Details about a wave of anti-Jewish religious persecutions conducted recently in the Soviet Union, chiefly through the dispersal of religious Jews attending “minyans” in private homes, were revealed here today. Two such incidents were reported from Kharkov, one of the largest Jewish communities in the Ukraine; one in Gomel, White Russia; a third at Kolomea, Ukraine.
In each case, Soviet police burst into private homes where religious services were being held due to the fact that local synagogues had been shut down by the government authorities previously. The two Kharkov incidents occurred on September 30, 1962, the first day of Rosh Hashanah, and on October 8, Yom Kippur. Kolomea’s anti-Jewish raid was also on last Yom Kippur, while the dispersal of the “minyan” in Gomel took place on a Sabbath, February 23, 1963. At Kharkov, the Jew in whose home the “minyan” had been held, was given a heavy fine. Previously, he had been arrested, but released the same day.

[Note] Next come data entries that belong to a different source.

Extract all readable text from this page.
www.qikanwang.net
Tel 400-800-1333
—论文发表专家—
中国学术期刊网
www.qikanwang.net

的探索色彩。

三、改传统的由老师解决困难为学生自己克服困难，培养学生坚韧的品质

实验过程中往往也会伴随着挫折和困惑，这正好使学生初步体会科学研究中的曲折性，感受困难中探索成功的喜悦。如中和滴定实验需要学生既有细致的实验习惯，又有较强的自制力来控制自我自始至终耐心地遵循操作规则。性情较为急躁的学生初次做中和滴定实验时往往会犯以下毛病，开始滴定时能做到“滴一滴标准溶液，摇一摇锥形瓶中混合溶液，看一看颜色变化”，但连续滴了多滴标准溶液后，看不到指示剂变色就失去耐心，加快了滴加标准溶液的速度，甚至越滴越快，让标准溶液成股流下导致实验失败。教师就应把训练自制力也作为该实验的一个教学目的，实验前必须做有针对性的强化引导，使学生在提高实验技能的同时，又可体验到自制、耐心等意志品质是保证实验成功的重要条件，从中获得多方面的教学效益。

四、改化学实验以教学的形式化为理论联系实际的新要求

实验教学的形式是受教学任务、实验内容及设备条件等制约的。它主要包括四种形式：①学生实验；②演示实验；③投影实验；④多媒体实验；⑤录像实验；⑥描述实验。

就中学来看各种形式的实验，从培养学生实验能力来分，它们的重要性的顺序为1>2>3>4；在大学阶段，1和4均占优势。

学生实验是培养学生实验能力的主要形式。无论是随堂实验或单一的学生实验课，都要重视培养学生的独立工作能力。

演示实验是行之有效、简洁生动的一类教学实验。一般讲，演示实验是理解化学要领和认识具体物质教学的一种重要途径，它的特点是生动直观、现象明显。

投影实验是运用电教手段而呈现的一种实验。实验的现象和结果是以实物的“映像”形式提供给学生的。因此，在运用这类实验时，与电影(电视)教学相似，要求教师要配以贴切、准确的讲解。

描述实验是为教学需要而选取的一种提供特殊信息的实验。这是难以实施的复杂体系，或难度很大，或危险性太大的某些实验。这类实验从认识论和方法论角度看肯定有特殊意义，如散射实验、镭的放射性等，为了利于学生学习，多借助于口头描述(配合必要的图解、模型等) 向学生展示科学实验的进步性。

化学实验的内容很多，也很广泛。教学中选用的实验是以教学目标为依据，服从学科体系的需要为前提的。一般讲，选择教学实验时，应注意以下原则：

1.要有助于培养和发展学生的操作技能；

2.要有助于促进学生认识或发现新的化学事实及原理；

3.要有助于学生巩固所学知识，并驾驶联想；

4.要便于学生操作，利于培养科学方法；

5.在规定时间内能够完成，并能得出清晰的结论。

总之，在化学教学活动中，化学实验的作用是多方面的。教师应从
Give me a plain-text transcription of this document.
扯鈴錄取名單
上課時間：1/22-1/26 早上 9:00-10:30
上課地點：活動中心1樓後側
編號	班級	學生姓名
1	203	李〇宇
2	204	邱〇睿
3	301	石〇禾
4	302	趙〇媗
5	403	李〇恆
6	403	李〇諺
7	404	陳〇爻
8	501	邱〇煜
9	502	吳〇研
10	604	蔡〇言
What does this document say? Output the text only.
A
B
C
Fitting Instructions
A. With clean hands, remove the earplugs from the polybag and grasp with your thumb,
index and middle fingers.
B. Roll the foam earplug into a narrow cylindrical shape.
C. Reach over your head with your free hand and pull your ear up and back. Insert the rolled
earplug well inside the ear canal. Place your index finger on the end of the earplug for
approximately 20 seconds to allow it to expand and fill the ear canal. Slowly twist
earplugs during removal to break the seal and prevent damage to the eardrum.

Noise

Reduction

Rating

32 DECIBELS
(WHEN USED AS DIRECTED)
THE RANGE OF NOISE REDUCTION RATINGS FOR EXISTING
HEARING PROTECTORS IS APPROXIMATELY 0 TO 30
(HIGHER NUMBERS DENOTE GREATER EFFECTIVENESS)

The February 26, 1963 issue of Lvovskaya Pravda, organ of the Communist Party in Lvov, received here today, reported that death sentences for “economic crimes” were imposed in that Western Ukraine metropolis on at least four men who are obviously Jewish, named Averbuch, Akselrod, Fuks and Rosenblatt. Six others among 10 in that mass trial who received long prison sentences and had their property confiscated were believed to be Jews. Their names were given as Kleinman, Kravitz, Langman, Poisner, Shayevitz and Weizman.